Institutions own 55% of shares, suggesting only tepid interest, yet the price has been bid up to the point where it takes $2.09 in shares to control a dollar in sales. That could reasonably be called overpriced for a stock sweating in the doldrums.

PG on average trades 11.4 million shares a day. That high liquidity supports a reasonable selectoin of options with four- and five-figure open interest and narrow bid/ask spreads.

Implied volatility stands at 19%, in the lower half of the six-month range. It has been rising since May 11.

Options traders are pricing in a 68.2% chance that the stock will close beetween $60.61 and $67.65 a month from now, for a maximum gain or loss of 5.5%.

Procter & Gamble next publishes earnings on July 30. The stock goes ex-dividend in July for a quarterly payout yielding 3.51% annualized.

Decision for my account: Because of range-bound nature of PG's trading, I would want to construct the position as a vertical option spread that can be profitable both of the stock declines or if it stays in the same range.

I would also want the spread to be profitable up to the top of the present range, which is $65.

There are two ways to build spreads. One way, called theta positive,  gains value as the options approach expiration. The other, theta negative, loses value as expiration approaches.

A theta positive spread meeting my criteria would be to sell the $65 strike June calls and buy the $67.5 strike June calls for a net credit.

A theta negative spread would be buy and sell the same strikes but as puts expiring in October, for a net debit.

Spreads such as these do better with higher volatility levels.

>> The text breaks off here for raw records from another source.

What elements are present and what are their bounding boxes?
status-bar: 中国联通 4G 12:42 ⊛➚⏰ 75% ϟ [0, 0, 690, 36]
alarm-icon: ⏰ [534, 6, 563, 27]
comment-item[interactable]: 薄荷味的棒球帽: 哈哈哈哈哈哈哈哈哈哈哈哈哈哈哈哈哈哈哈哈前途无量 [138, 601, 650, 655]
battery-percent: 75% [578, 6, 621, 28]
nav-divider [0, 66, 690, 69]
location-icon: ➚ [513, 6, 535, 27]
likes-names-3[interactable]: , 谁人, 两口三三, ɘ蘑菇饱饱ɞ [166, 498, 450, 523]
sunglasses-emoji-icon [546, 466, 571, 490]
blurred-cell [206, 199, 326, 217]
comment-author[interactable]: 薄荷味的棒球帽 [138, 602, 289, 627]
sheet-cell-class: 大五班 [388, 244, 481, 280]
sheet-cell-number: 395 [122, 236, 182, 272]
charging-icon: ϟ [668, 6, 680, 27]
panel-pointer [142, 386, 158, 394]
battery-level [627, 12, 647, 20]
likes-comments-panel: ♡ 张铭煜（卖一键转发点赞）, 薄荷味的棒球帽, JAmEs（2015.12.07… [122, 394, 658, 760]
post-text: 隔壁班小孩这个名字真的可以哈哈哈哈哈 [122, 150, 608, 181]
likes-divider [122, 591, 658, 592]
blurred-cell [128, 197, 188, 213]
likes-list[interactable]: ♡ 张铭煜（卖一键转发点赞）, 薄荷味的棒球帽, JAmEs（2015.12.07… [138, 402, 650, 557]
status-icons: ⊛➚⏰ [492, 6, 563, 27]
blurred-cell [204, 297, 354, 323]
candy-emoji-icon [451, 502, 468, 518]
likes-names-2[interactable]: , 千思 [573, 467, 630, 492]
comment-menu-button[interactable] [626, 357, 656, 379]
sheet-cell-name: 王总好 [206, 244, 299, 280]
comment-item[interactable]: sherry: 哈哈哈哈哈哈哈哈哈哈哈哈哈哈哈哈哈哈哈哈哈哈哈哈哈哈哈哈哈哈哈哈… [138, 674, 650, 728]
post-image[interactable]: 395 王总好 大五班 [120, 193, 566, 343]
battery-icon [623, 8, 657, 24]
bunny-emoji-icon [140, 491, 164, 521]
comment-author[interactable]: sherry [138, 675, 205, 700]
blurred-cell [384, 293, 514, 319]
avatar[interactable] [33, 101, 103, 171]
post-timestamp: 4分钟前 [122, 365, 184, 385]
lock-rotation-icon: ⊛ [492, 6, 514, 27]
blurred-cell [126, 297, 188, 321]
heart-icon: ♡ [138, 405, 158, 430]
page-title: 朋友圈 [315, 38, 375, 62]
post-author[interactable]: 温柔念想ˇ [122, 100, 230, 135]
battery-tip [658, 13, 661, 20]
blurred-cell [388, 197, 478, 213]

PG's are rather low.

Another play, of course, would simply be to buy put options expiring in October, for a net debit, or sell the stock short. In those two cases, however, the stock would have to fall for the position to profit.

I'm passing on PG at this point, mainly because of the ambiguities in the bearish case for the chart. A break below $62.50 would strengthen the case for opening a short position.

Tim Bovee, Private Trader tracks the analysis and trades of a private trader for his own accounts. Nothing in this blog constitutes a recommendation to buy or sell stocks, options or any other financial instrument. The only purpose of this blog is to provide education and entertainment.

No trader is ever 100 percent successful in his or her trades. Trading in the stock and option markets is risky and uncertain. Each trader must make trading decision decisions for his or her own account, and take responsibility for the consequences.